There was a hair line crack in one of my spokes on the driver rear wheel that resulted in the entire wheel breaking on all 5 spokes around the center hub area while I was in a long curve doing about 50mph. The hub area of the wheel stayed bolted onto the brake assembly.

There wasn't a lot of body damage to the car, but the pontiac dealership that is repairing is claiming that these were not factory installed rims covered in the warranty.

I have tried looking for MC2 but apparently they are no longer in business. My insurance company is only covering the one wheel that broke.

Is there any way that I can hold Pontiac responsible, and do you know how I can prove that it was a factory wheel?

Thanks for your time and help with this.


----------



## silversport (Mar 23, 2007)

if those were the lace wheels I believe this was a common problem and led to their demise on GTOs...they were a dealer installed option (IIRC) and should be covered under warranty...my '06 with SAP I was told mine had these on and they were replaced with 17" stockers prior to my buying...pics would help to be sure...
Good Luck!
Bill


----------



## zerokill2006 (Aug 7, 2008)

*lace*

Bill,

Thanks for the info.
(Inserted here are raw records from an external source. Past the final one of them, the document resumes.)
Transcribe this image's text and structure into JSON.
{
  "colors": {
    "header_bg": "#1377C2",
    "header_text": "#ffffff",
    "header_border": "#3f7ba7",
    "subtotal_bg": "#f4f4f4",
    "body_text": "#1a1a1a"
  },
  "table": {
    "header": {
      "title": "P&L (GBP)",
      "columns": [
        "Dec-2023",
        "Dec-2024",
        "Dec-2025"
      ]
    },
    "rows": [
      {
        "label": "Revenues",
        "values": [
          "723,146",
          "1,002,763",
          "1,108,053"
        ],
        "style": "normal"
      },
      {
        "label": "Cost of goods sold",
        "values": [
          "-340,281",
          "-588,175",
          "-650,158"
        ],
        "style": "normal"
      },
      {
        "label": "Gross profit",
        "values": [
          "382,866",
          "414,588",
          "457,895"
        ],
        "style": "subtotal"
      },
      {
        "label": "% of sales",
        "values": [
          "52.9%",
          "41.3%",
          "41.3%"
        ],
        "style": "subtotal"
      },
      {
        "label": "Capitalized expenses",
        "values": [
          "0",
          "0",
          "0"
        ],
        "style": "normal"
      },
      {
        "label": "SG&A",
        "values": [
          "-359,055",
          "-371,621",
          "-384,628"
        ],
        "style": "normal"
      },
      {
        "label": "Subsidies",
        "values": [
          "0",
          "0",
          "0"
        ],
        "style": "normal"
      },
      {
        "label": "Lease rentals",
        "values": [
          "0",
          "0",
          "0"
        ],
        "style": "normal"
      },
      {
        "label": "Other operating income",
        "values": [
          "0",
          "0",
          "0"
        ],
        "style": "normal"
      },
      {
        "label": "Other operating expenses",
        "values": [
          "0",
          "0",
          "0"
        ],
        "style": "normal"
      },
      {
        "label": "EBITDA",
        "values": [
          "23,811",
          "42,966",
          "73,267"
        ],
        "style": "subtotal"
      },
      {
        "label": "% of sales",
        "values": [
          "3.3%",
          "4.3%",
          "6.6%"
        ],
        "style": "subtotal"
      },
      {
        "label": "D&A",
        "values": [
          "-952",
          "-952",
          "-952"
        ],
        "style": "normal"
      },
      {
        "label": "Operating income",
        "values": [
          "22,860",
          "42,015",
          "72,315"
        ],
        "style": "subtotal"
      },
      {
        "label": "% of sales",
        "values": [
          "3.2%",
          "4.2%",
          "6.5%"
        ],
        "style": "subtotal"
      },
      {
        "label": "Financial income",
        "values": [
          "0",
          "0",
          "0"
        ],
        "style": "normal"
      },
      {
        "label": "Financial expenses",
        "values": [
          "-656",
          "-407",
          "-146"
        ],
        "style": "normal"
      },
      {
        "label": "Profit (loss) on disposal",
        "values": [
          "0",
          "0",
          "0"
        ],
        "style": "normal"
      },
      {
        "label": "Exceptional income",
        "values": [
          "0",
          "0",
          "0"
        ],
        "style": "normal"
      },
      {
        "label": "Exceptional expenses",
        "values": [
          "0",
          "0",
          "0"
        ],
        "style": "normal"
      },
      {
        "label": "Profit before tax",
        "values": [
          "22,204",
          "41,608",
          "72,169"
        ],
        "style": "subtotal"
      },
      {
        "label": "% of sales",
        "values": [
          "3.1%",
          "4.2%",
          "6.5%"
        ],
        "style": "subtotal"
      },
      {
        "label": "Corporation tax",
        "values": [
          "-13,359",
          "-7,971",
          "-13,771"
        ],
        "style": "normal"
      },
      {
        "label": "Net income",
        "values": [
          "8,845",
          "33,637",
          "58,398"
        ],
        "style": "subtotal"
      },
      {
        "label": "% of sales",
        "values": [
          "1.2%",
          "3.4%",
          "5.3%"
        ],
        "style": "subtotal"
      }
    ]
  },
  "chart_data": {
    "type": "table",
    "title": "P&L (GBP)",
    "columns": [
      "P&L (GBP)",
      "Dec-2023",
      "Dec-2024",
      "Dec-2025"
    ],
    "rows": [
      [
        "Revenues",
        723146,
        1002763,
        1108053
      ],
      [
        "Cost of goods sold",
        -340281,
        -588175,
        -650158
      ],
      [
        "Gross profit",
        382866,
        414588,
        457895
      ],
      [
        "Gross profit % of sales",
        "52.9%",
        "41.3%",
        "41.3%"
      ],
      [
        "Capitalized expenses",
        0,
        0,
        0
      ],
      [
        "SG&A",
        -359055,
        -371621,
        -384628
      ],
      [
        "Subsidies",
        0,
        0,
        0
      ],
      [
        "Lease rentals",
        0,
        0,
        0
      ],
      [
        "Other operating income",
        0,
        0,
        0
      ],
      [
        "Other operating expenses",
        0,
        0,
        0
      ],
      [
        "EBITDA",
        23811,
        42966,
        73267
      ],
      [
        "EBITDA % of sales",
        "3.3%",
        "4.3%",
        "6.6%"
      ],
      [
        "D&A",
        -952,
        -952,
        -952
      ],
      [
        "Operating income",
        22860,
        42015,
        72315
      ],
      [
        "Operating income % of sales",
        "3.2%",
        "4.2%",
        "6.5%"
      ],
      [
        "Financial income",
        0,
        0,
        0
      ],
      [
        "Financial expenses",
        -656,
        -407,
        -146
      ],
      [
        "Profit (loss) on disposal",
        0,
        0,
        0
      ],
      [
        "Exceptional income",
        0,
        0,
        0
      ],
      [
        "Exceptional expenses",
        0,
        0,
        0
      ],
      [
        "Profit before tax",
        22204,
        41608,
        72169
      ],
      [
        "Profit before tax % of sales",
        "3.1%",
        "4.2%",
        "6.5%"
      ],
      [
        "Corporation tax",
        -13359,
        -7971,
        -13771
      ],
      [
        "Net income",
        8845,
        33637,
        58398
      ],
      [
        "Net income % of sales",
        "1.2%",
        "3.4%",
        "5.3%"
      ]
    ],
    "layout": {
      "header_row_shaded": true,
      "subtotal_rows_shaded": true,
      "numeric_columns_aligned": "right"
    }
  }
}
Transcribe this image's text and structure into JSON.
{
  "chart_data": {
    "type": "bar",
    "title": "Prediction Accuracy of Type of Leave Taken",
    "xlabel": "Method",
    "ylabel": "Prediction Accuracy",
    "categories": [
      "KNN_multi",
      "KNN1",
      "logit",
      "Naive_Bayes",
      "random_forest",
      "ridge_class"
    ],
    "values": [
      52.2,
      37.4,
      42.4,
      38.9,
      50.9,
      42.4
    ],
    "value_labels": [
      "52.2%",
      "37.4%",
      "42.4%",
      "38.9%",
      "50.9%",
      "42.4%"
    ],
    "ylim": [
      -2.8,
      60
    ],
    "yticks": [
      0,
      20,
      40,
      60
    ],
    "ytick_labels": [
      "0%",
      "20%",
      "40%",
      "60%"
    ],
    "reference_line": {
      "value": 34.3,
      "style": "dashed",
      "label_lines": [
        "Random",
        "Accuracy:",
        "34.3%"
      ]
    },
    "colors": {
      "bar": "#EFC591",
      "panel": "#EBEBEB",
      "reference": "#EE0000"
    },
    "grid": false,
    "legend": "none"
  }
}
Forgive my ignorance, but I don't know what you mean by "lace" wheels.

I am a new GTO owner and I'm still adjusting to the language :lol:

I will try to post pictures of the broken wheel.

Thanks again for your input =D


----------



## silversport (Mar 23, 2007)

zerokill...I was talking about #2 in the pics attached...kind of a snowflake like wheel???
LS1GTO.com Forums - MC2 guys. Please come in: Dealer Installed Wheels
Bill


----------